Once again, design constraints provided inspiration for a solution that fit perfectly with the theme of the ship. Since Carl's not about to toss anything away just because it doesn't fit exactly right, the canopy just opens up slightly and then slides to the right so as not to bump the weapon just above it.

Again, as Carl is a patchwork kinda guy, I used lots of different consoles in different colors for the cockpit.

Behind his wooden seat (I told you, he NEVER throws anything away!), Carl has stashed the requisite survival items, a long-range rifle, communicator, wrench and a Pockster Blaster, one of the finest of the Chrome Age laser blasters. Carl has had his for twenty-plus years, and maintains it with tender loving care.

Right before I began photography, I realized that I could add one more cute little detail that would really help sell the funky, old-timey feel of the ship: a small egress ladder on wheels.

I did have to make one (illegal to some) alteration to give Carl the ability to breathe. The small nozzle at the top of the airtank on his back had to be shaved off for the bubble dome to fit. I didn't have any white airtanks available, and I thought the Scuba version looked more antique anyway.

"So, it's a cargo hauler, eh? All these pictures are very nice, but where's the freakin' cargo?!"

Here we are! Given the long, flat shape of the ship, I was thinking about it being a hauler of some kind, but what kind of cargo? The answer came from a sticker sheet for a Train set I had. Once I applied them along the side of the ship, I immediately began to get ideas about what the containers would look like and what would be in them.

Going from front (left) to back (right) you can see what goods Carl usually moves from planet to planet. It was really inspiring to take all my direction from just a sticker and then turn it into a tangible object that looked convincing.

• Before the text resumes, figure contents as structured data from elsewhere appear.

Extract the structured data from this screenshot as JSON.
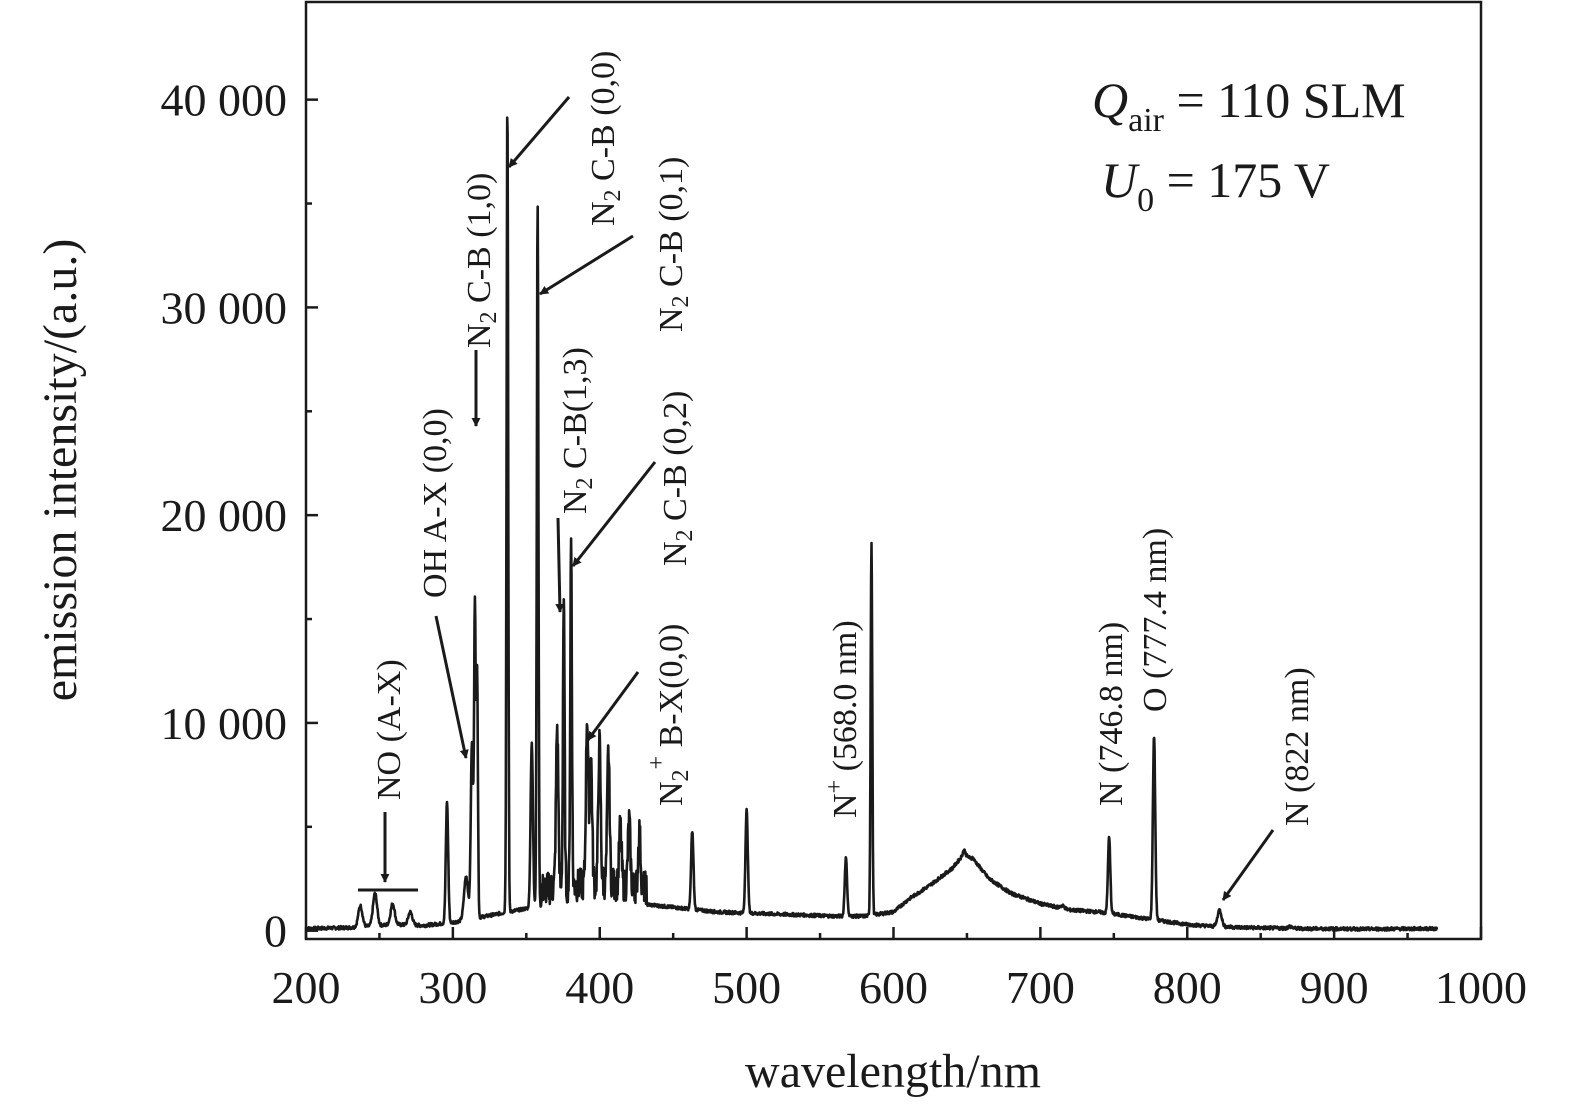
{
  "chart_data": {
    "type": "line",
    "xlabel": "wavelength/nm",
    "ylabel": "emission intensity/(a.u.)",
    "xlim": [
      200,
      1000
    ],
    "ylim": [
      -400,
      44700
    ],
    "x_ticks": [
      200,
      300,
      400,
      500,
      600,
      700,
      800,
      900,
      1000
    ],
    "x_tick_labels": [
      "200",
      "300",
      "400",
      "500",
      "600",
      "700",
      "800",
      "900",
      "1000"
    ],
    "y_ticks": [
      0,
      10000,
      20000,
      30000,
      40000
    ],
    "y_tick_labels": [
      "0",
      "10 000",
      "20 000",
      "30 000",
      "40 000"
    ],
    "grid": false,
    "conditions": [
      {
        "symbol": "Q",
        "subscript": "air",
        "text": " = 110 SLM"
      },
      {
        "symbol": "U",
        "subscript": "0",
        "text": " = 175 V"
      }
    ],
    "spectrum": {
      "baseline": [
        [
          200,
          100
        ],
        [
          230,
          150
        ],
        [
          260,
          300
        ],
        [
          280,
          250
        ],
        [
          300,
          400
        ],
        [
          330,
          800
        ],
        [
          360,
          1200
        ],
        [
          400,
          1500
        ],
        [
          440,
          1200
        ],
        [
          480,
          900
        ],
        [
          520,
          800
        ],
        [
          560,
          700
        ],
        [
          580,
          700
        ],
        [
          600,
          900
        ],
        [
          610,
          1500
        ],
        [
          625,
          2200
        ],
        [
          640,
          3000
        ],
        [
          648,
          3700
        ],
        [
          656,
          3300
        ],
        [
          665,
          2500
        ],
        [
          680,
          1800
        ],
        [
          700,
          1300
        ],
        [
          720,
          1000
        ],
        [
          740,
          900
        ],
        [
          760,
          700
        ],
        [
          780,
          500
        ],
        [
          800,
          300
        ],
        [
          820,
          200
        ],
        [
          840,
          150
        ],
        [
          880,
          100
        ],
        [
          920,
          80
        ],
        [
          970,
          100
        ]
      ],
      "peaks": [
        [
          237,
          1200
        ],
        [
          247,
          1800
        ],
        [
          259,
          1300
        ],
        [
          271,
          900
        ],
        [
          296,
          6200
        ],
        [
          309,
          2600
        ],
        [
          313,
          9000
        ],
        [
          315,
          15400
        ],
        [
          316.5,
          12500
        ],
        [
          337.1,
          39800
        ],
        [
          353.7,
          9000
        ],
        [
          357.7,
          35000
        ],
        [
          371,
          9000
        ],
        [
          375.5,
          15200
        ],
        [
          380.5,
          18000
        ],
        [
          391.4,
          9500
        ],
        [
          394,
          7500
        ],
        [
          399.8,
          8200
        ],
        [
          405.9,
          7800
        ],
        [
          414,
          4200
        ],
        [
          420,
          4500
        ],
        [
          427,
          4000
        ],
        [
          463,
          4800
        ],
        [
          500,
          5800
        ],
        [
          567.6,
          3500
        ],
        [
          585,
          18700
        ],
        [
          648,
          3900
        ],
        [
          654,
          3500
        ],
        [
          715,
          1200
        ],
        [
          746.8,
          4500
        ],
        [
          777.4,
          9400
        ],
        [
          822,
          1000
        ],
        [
          870,
          200
        ]
      ]
    },
    "annotations": [
      {
        "id": "no",
        "label": "NO (A-X)"
      },
      {
        "id": "oh",
        "label": "OH A-X (0,0)"
      },
      {
        "id": "n2-10",
        "label": "N",
        "sub": "2",
        "rest": " C-B (1,0)"
      },
      {
        "id": "n2-00",
        "label": "N",
        "sub": "2",
        "rest": " C-B (0,0)"
      },
      {
        "id": "n2-01",
        "label": "N",
        "sub": "2",
        "rest": " C-B (0,1)"
      },
      {
        "id": "n2-13",
        "label": "N",
        "sub": "2",
        "rest": " C-B(1,3)"
      },
      {
        "id": "n2-02",
        "label": "N",
        "sub": "2",
        "rest": " C-B (0,2)"
      },
      {
        "id": "n2plus",
        "label": "N",
        "sub": "2",
        "sup": "+",
        "rest": " B-X(0,0)"
      },
      {
        "id": "nplus",
        "label": "N",
        "sup": "+",
        "rest": " (568.0 nm)"
      },
      {
        "id": "n746",
        "label": "N (746.8 nm)"
      },
      {
        "id": "o777",
        "label": "O (777.4 nm)"
      },
      {
        "id": "n822",
        "label": "N (822 nm)"
      }
    ]
  }
}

Here's hoping that someday TLG will make rounded plates that will match up with macaroni bricks! I like the lone sticker, I think it really helps to sell the tank "look."

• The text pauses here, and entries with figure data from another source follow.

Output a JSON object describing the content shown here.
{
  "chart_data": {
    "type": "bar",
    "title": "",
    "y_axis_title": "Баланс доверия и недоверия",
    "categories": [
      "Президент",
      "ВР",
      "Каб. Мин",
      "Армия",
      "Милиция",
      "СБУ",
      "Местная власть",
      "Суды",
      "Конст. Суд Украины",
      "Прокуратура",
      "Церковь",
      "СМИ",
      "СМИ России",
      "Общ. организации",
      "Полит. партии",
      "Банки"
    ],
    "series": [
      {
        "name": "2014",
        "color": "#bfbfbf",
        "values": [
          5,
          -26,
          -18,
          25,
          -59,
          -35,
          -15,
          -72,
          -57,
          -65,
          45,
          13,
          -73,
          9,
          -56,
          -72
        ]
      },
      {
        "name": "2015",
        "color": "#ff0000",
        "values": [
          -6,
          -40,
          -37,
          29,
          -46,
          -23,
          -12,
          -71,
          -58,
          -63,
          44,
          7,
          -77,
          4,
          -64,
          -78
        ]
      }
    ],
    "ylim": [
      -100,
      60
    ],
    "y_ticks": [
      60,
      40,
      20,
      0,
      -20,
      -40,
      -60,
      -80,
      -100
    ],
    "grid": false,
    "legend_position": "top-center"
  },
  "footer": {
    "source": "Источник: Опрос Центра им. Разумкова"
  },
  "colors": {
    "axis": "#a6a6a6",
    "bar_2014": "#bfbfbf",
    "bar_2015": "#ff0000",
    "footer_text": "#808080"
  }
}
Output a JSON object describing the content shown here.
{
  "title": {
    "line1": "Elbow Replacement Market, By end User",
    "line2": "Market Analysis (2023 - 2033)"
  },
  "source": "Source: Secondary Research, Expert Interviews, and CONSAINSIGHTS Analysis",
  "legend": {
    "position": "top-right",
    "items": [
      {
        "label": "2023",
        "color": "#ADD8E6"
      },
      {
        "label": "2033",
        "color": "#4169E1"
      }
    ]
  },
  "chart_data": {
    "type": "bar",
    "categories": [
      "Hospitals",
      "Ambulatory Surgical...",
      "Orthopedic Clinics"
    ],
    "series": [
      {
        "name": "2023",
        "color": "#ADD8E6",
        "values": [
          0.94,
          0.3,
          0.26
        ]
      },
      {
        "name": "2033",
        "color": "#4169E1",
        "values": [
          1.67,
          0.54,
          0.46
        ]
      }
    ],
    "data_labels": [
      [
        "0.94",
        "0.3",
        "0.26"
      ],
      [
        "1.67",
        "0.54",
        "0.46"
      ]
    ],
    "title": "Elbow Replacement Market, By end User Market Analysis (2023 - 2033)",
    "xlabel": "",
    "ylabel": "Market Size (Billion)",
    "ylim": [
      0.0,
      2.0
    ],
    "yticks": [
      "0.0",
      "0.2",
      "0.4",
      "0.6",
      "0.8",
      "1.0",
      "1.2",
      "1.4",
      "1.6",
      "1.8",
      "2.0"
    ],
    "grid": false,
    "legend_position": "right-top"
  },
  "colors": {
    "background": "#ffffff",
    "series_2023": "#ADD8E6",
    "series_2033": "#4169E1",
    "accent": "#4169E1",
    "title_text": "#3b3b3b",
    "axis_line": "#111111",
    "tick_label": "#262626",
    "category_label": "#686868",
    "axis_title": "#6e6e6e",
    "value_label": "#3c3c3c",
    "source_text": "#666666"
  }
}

Stickers came to the rescue again to suggest volatile power cells of a dangerous kind! The pnuematics are really shocks, but actual Lego pneumatics wouldn't have fit the container.

I used trans-light blue mini-fig heads inside the domes in an attempt to capture the distortion of water. I think that the trans-antifreeze ones are a pretty close match to olive oil!

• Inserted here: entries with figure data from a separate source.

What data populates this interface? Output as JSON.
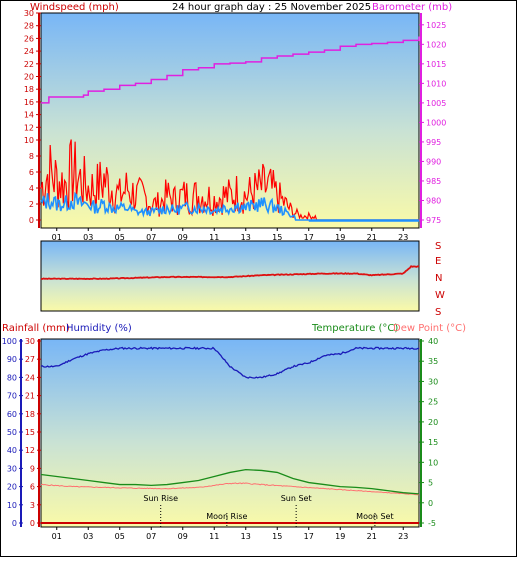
{
  "title": "24 hour graph day : 25 November 2025",
  "wind_label": "Windspeed (mph)",
  "baro_label": "Barometer (mb)",
  "rain_label": "Rainfall (mm)",
  "hum_label": "Humidity (%)",
  "temp_label": "Temperature (°C)",
  "dew_label": "Dew Point (°C)",
  "compass": [
    "S",
    "E",
    "N",
    "W",
    "S"
  ],
  "events": [
    {
      "label": "Sun Rise",
      "hour": 7.6,
      "row": "upper"
    },
    {
      "label": "Moon Rise",
      "hour": 11.8,
      "row": "lower"
    },
    {
      "label": "Sun Set",
      "hour": 16.2,
      "row": "upper"
    },
    {
      "label": "Moon Set",
      "hour": 21.2,
      "row": "lower"
    }
  ],
  "colors": {
    "wind_axis": "#cc0000",
    "gust": "#ff0000",
    "avg_wind": "#1e90ff",
    "baro": "#e020e0",
    "humidity": "#1a1ab8",
    "temperature": "#1a8c1a",
    "dewpoint": "#ff7070",
    "rain": "#cc0000",
    "direction": "#dd1111"
  },
  "chart_data": [
    {
      "type": "line",
      "title": "24 hour graph day : 25 November 2025",
      "x_ticks": [
        "01",
        "03",
        "05",
        "07",
        "09",
        "11",
        "13",
        "15",
        "17",
        "19",
        "21",
        "23"
      ],
      "left_axis": {
        "label": "Windspeed (mph)",
        "ticks": [
          "0",
          "2",
          "4",
          "6",
          "8",
          "10",
          "12",
          "14",
          "16",
          "18",
          "20",
          "22",
          "24",
          "26",
          "28",
          "30"
        ],
        "ylim": [
          0,
          30
        ],
        "nonlinear": true
      },
      "right_axis": {
        "label": "Barometer (mb)",
        "ticks": [
          "975",
          "980",
          "985",
          "990",
          "995",
          "1000",
          "1005",
          "1010",
          "1015",
          "1020",
          "1025"
        ],
        "ylim": [
          975,
          1027
        ]
      },
      "series": [
        {
          "name": "gust",
          "axis": "left",
          "points": [
            [
              0,
              4
            ],
            [
              0.5,
              6
            ],
            [
              1,
              5
            ],
            [
              1.5,
              4.5
            ],
            [
              2,
              6
            ],
            [
              2.5,
              5
            ],
            [
              3,
              4
            ],
            [
              3.5,
              4
            ],
            [
              4,
              5
            ],
            [
              4.5,
              4
            ],
            [
              5,
              3
            ],
            [
              5.5,
              4
            ],
            [
              6,
              3
            ],
            [
              6.5,
              3
            ],
            [
              7,
              2
            ],
            [
              7.5,
              2
            ],
            [
              8,
              3
            ],
            [
              8.5,
              2.5
            ],
            [
              9,
              3
            ],
            [
              9.5,
              3
            ],
            [
              10,
              3
            ],
            [
              10.5,
              3
            ],
            [
              11,
              2.5
            ],
            [
              11.5,
              3
            ],
            [
              12,
              3
            ],
            [
              12.5,
              3.5
            ],
            [
              13,
              3
            ],
            [
              13.5,
              3.5
            ],
            [
              14,
              4
            ],
            [
              14.5,
              4
            ],
            [
              15,
              3
            ],
            [
              15.5,
              2
            ],
            [
              16,
              1
            ],
            [
              16.5,
              0.5
            ],
            [
              17,
              0.5
            ],
            [
              18,
              0.3
            ],
            [
              19,
              0.3
            ],
            [
              20,
              0.2
            ],
            [
              21,
              0.1
            ],
            [
              22,
              0.2
            ],
            [
              23,
              0.1
            ],
            [
              24,
              0.1
            ]
          ]
        },
        {
          "name": "wind",
          "axis": "left",
          "points": [
            [
              0,
              2
            ],
            [
              0.5,
              2.5
            ],
            [
              1,
              2
            ],
            [
              1.5,
              2
            ],
            [
              2,
              2.5
            ],
            [
              2.5,
              2
            ],
            [
              3,
              2
            ],
            [
              3.5,
              1.5
            ],
            [
              4,
              2
            ],
            [
              4.5,
              1.5
            ],
            [
              5,
              1.5
            ],
            [
              5.5,
              1.5
            ],
            [
              6,
              1
            ],
            [
              6.5,
              1
            ],
            [
              7,
              1
            ],
            [
              7.5,
              1.2
            ],
            [
              8,
              1.5
            ],
            [
              8.5,
              1.2
            ],
            [
              9,
              1.5
            ],
            [
              9.5,
              1.5
            ],
            [
              10,
              1.5
            ],
            [
              10.5,
              1.5
            ],
            [
              11,
              1.2
            ],
            [
              11.5,
              1.5
            ],
            [
              12,
              1.5
            ],
            [
              12.5,
              1.8
            ],
            [
              13,
              1.5
            ],
            [
              13.5,
              1.8
            ],
            [
              14,
              2
            ],
            [
              14.5,
              1.8
            ],
            [
              15,
              1.5
            ],
            [
              15.5,
              1
            ],
            [
              16,
              0.5
            ],
            [
              16.5,
              0.2
            ],
            [
              17,
              0.1
            ],
            [
              24,
              0
            ]
          ]
        },
        {
          "name": "barometer",
          "axis": "right",
          "points": [
            [
              0,
              1005
            ],
            [
              0.5,
              1006.5
            ],
            [
              2,
              1006.5
            ],
            [
              2.7,
              1007
            ],
            [
              3,
              1008
            ],
            [
              4,
              1008.5
            ],
            [
              5,
              1009.5
            ],
            [
              6,
              1010
            ],
            [
              7,
              1011
            ],
            [
              8,
              1012
            ],
            [
              9,
              1013.5
            ],
            [
              10,
              1014
            ],
            [
              11,
              1015
            ],
            [
              12,
              1015.2
            ],
            [
              13,
              1015.5
            ],
            [
              14,
              1016.5
            ],
            [
              15,
              1017
            ],
            [
              16,
              1017.5
            ],
            [
              17,
              1018
            ],
            [
              18,
              1018.5
            ],
            [
              19,
              1019.5
            ],
            [
              20,
              1020
            ],
            [
              21,
              1020.2
            ],
            [
              22,
              1020.5
            ],
            [
              23,
              1021
            ],
            [
              24,
              1022
            ]
          ]
        }
      ]
    },
    {
      "type": "line",
      "title": "",
      "compass_ticks": [
        "S",
        "E",
        "N",
        "W",
        "S"
      ],
      "series": [
        {
          "name": "direction",
          "points": [
            [
              0,
              -0.05
            ],
            [
              4,
              -0.05
            ],
            [
              8,
              0
            ],
            [
              12,
              0
            ],
            [
              14,
              0.05
            ],
            [
              18,
              0.1
            ],
            [
              20,
              0.1
            ],
            [
              21,
              0.05
            ],
            [
              23,
              0.1
            ],
            [
              23.5,
              0.3
            ],
            [
              24,
              0.3
            ]
          ]
        }
      ]
    },
    {
      "type": "line",
      "title": "",
      "x_ticks": [
        "01",
        "03",
        "05",
        "07",
        "09",
        "11",
        "13",
        "15",
        "17",
        "19",
        "21",
        "23"
      ],
      "rain_axis": {
        "label": "Rainfall (mm)",
        "ticks": [
          "0",
          "3",
          "6",
          "9",
          "12",
          "15",
          "18",
          "21",
          "24",
          "27",
          "30"
        ],
        "ylim": [
          0,
          30
        ]
      },
      "humidity_axis": {
        "label": "Humidity (%)",
        "ticks": [
          "0",
          "10",
          "20",
          "30",
          "40",
          "50",
          "60",
          "70",
          "80",
          "90",
          "100"
        ],
        "ylim": [
          0,
          100
        ]
      },
      "temp_axis": {
        "label": "Temperature (°C)",
        "ticks": [
          "-5",
          "0",
          "5",
          "10",
          "15",
          "20",
          "25",
          "30",
          "35",
          "40"
        ],
        "ylim": [
          -5,
          40
        ]
      },
      "series": [
        {
          "name": "humidity",
          "axis": "humidity",
          "points": [
            [
              0,
              86
            ],
            [
              1,
              86
            ],
            [
              2,
              90
            ],
            [
              3,
              93
            ],
            [
              4,
              95
            ],
            [
              5,
              96
            ],
            [
              6,
              96
            ],
            [
              7,
              96
            ],
            [
              8,
              96
            ],
            [
              9,
              96
            ],
            [
              10,
              96
            ],
            [
              11,
              96
            ],
            [
              12,
              86
            ],
            [
              13,
              80
            ],
            [
              14,
              80
            ],
            [
              15,
              82
            ],
            [
              16,
              86
            ],
            [
              17,
              88
            ],
            [
              18,
              92
            ],
            [
              19,
              93
            ],
            [
              20,
              96
            ],
            [
              21,
              96
            ],
            [
              22,
              96
            ],
            [
              23,
              96
            ],
            [
              24,
              96
            ]
          ]
        },
        {
          "name": "temperature",
          "axis": "temp",
          "points": [
            [
              0,
              7
            ],
            [
              1,
              6.5
            ],
            [
              2,
              6
            ],
            [
              3,
              5.5
            ],
            [
              4,
              5
            ],
            [
              5,
              4.5
            ],
            [
              6,
              4.5
            ],
            [
              7,
              4.3
            ],
            [
              8,
              4.5
            ],
            [
              9,
              5
            ],
            [
              10,
              5.5
            ],
            [
              11,
              6.5
            ],
            [
              12,
              7.5
            ],
            [
              13,
              8.2
            ],
            [
              14,
              8
            ],
            [
              15,
              7.5
            ],
            [
              16,
              6
            ],
            [
              17,
              5
            ],
            [
              18,
              4.5
            ],
            [
              19,
              4
            ],
            [
              20,
              3.8
            ],
            [
              21,
              3.5
            ],
            [
              22,
              3
            ],
            [
              23,
              2.5
            ],
            [
              24,
              2.2
            ]
          ]
        },
        {
          "name": "dewpoint",
          "axis": "temp",
          "points": [
            [
              0,
              4.5
            ],
            [
              2,
              4
            ],
            [
              4,
              3.8
            ],
            [
              6,
              3.6
            ],
            [
              8,
              3.5
            ],
            [
              10,
              3.8
            ],
            [
              12,
              4.8
            ],
            [
              13,
              4.8
            ],
            [
              14,
              4.5
            ],
            [
              16,
              4
            ],
            [
              18,
              3.5
            ],
            [
              20,
              3
            ],
            [
              22,
              2.5
            ],
            [
              24,
              2
            ]
          ]
        },
        {
          "name": "rainfall",
          "axis": "rain",
          "points": [
            [
              0,
              0
            ],
            [
              24,
              0
            ]
          ]
        }
      ]
    }
  ]
}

With the cargo removed, you can see how I tried to color scheme the containers based on the bay in which they're stored. I had to stretch out the two middle sections of landing gear so that the containers could be easily removed without catching on the Technic gears.

I got so feverishly focused on this project that I only took one Work In Progress shot, but it does convey how messy things can get! On the left you can see the slide picture that I printed out for visual reference. Right in the center I was just starting to assemble Carl!